Remember though, we purchased the option for a specific purpose and at/for a specific time.
1. CALL OPTIONS (We think the stock will rise). The stock is…
A. rolling
B. on a dip (slam, bottom fishing)
C. doing a split
D. coming out with news
2. PUT OPTIONS (We think the stock will go down). The stock has…
A. bad news
B. a reverse split
C. peaked out—run up on good news, unsustainable
D. come within a few days of the split date (give or take two to eight days)
Let’s stick with call options for this example. Put options are the same, but in reverse. The above is for purchasing calls and puts. Selling them is a whole different story.
The stock is at $40. It has traded as high as $50 and has been down to $38. You think it has potential. It seems to have bottomed out in the high $30 to low $40 range. It’s August. You purchase 10 contracts of the October $40 calls for $3.75; your cost is $3,750. You also purchase 10 contracts of the January $45 calls for $4.25. Total outlay is $4,250. By September 8 the stock is at $44. Your October $40 calls are $6.25, or $6,250. The January options are up also, but because they’re further out they haven’t moved as much. They are $5.75—still a $1,500 profit.
Now what do you do? Check again why you bought the options. If you’re following the Wade Cook method, it was not to purchase 2,000 shares of this stock. But wait. What do I see? A nice quick profit—extra cash generated in hours or days.
Look what you can do with these profits. Let’s just deal with the October calls.
1. Continue to hold for greater profits.
2. Sell some—say eight contracts for $6.25. That’s about $5,000. We have all our cash back and we can even take some profits and buy more options on this stock or other stocks. In this case we would only have to sell seven to recover our investment and get a FREE RIDE on the other three.
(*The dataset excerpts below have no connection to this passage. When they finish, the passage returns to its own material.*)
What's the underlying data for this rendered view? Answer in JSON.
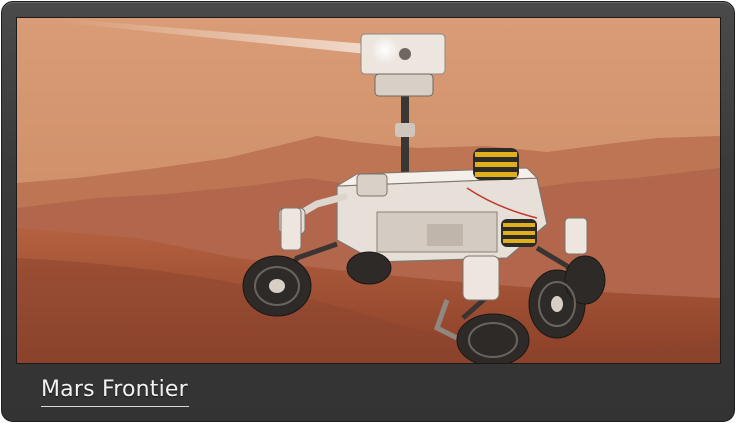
{
  "card": {
    "caption": "Mars Frontier",
    "image": {
      "subject": "mars-rover",
      "colors": {
        "sky_top": "#d59a72",
        "sky_bottom": "#c98a64",
        "ground": "#a9583a",
        "hills": "#b46a48",
        "rover_body": "#e9e3dc",
        "wheel": "#2e2a27",
        "caution_stripe": "#e0b01a"
      }
    }
  }
}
Note: if this run-up of $4 (10% of the stock price) had occurred in a one or two day period, I’d probably sell all of the options. Barring additional news, most of these quick spurts are not sustainable. Sell, then buy back in on a dip at an expiration date a little further out. The October options were purchased in August. If it’s now mid-September we should probably look at the November or December options.
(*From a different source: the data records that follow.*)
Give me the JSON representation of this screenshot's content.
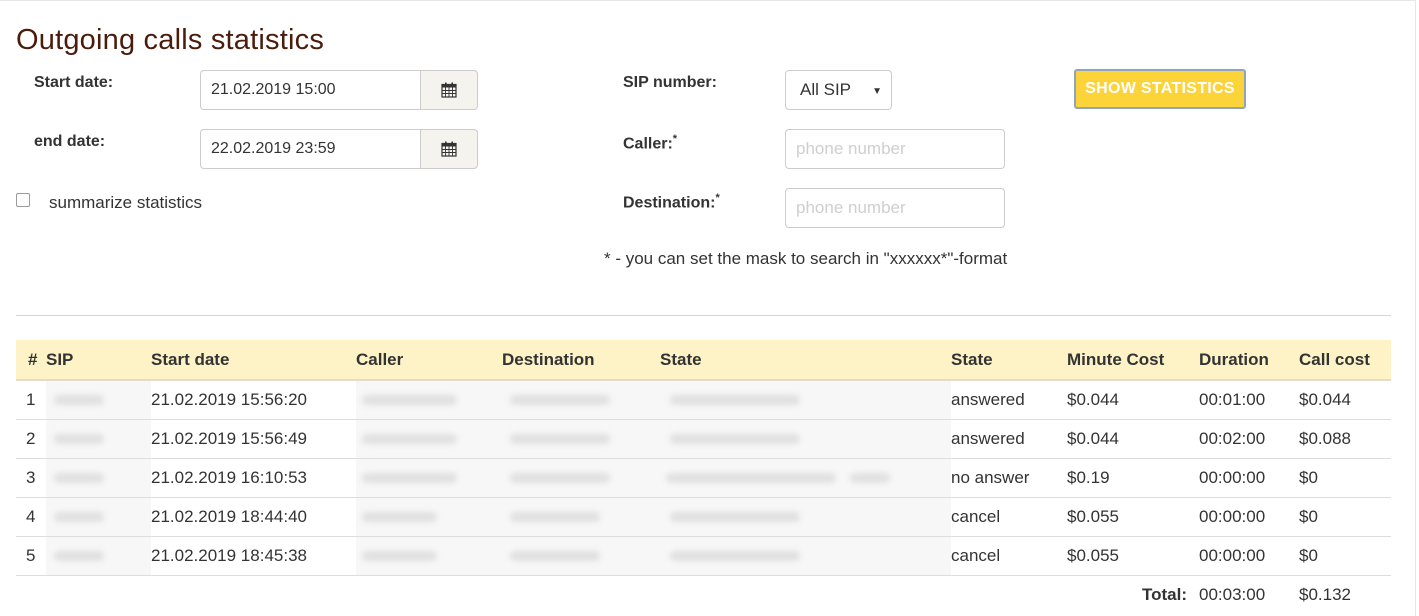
{
  "page": {
    "title": "Outgoing calls statistics"
  },
  "filters": {
    "start_label": "Start date:",
    "start_value": "21.02.2019 15:00",
    "end_label": "end date:",
    "end_value": "22.02.2019 23:59",
    "summarize_label": "summarize statistics",
    "sip_label": "SIP number:",
    "sip_value": "All SIP",
    "caller_label": "Caller:",
    "caller_placeholder": "phone number",
    "destination_label": "Destination:",
    "destination_placeholder": "phone number",
    "asterisk": "*",
    "mask_hint": "* - you can set the mask to search in \"xxxxxx*\"-format",
    "show_button": "SHOW STATISTICS"
  },
  "table": {
    "headers": [
      "#",
      "SIP",
      "Start date",
      "Caller",
      "Destination",
      "State",
      "State",
      "Minute Cost",
      "Duration",
      "Call cost"
    ],
    "rows": [
      {
        "num": "1",
        "start": "21.02.2019 15:56:20",
        "state": "answered",
        "minute_cost": "$0.044",
        "duration": "00:01:00",
        "call_cost": "$0.044"
      },
      {
        "num": "2",
        "start": "21.02.2019 15:56:49",
        "state": "answered",
        "minute_cost": "$0.044",
        "duration": "00:02:00",
        "call_cost": "$0.088"
      },
      {
        "num": "3",
        "start": "21.02.2019 16:10:53",
        "state": "no answer",
        "minute_cost": "$0.19",
        "duration": "00:00:00",
        "call_cost": "$0"
      },
      {
        "num": "4",
        "start": "21.02.2019 18:44:40",
        "state": "cancel",
        "minute_cost": "$0.055",
        "duration": "00:00:00",
        "call_cost": "$0"
      },
      {
        "num": "5",
        "start": "21.02.2019 18:45:38",
        "state": "cancel",
        "minute_cost": "$0.055",
        "duration": "00:00:00",
        "call_cost": "$0"
      }
    ],
    "total_label": "Total:",
    "total_duration": "00:03:00",
    "total_cost": "$0.132"
  },
  "colors": {
    "accent_button": "#fdd33a",
    "header_row": "#fdf3c7",
    "title": "#4a1c0c"
  },
  "icons": {
    "calendar": "calendar-icon",
    "dropdown": "triangle-down-icon"
  }
}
3. Sell all or part of the options and buy some of this stock.
This point is very important to me. I’ve written on it elsewhere but it is also appropriate here. I am big into building a solid portfolio of well-run companies with good earnings and hopefully increasing earnings. I like companies with expansion dynamics at work. Most people who read my books and come to my seminars need more cash flow. They, like me in the beginning, need a more aggressive approach with a small amount of money. They need to develop their own money machine.
Then they should diversify into real estate, gold, or other investments like small businesses, energy resources, et cetera. The stock market is too risky for all your money to be in one basket. Some of this diversification could be into stocks in great companies—even recession-proof companies. Get back to fundamentals and doing your homework.
Speaking of homework, part of the homework you did to decide if you wanted this option in the first place—and which option (strike price, expiration date), will now help you decide if you should buy or sell this stock, or hold on to it.
Remember, if we’ve sold ten October contracts for $6.25, that’s $6,250, of which $2,500 is profit. Yes, we could take all of this money ($6,250) and buy more options, but if you follow this thought, your portfolio will be full of risk. Options expire. Be careful. A downturn in the market could wipe out a substantial part of your assets.
Let’s use all of the $2,500, or even half of it, and buy some stock. If you like the $44 stock, buy 10 shares, or 50, or even 100. One hundred shares would cost $4,400, but only $2,200 on margin.
You’re free riding again. Your $2,500 is put to a good, yes boring, but still a good use. Use your $3,750 (your option/profit seed money) for your next quick play.
There is an advantage to owing stock in a lot of companies. One is that shareholders receive news from the companies: updates, reports, and shareholder voter information. Get them, read them. You’re learning about earnings, expansion plans, stock splits, changes in management, et cetera. Part of good investment habits is to get, and act upon, good and timely information. Shareholders get this all the time.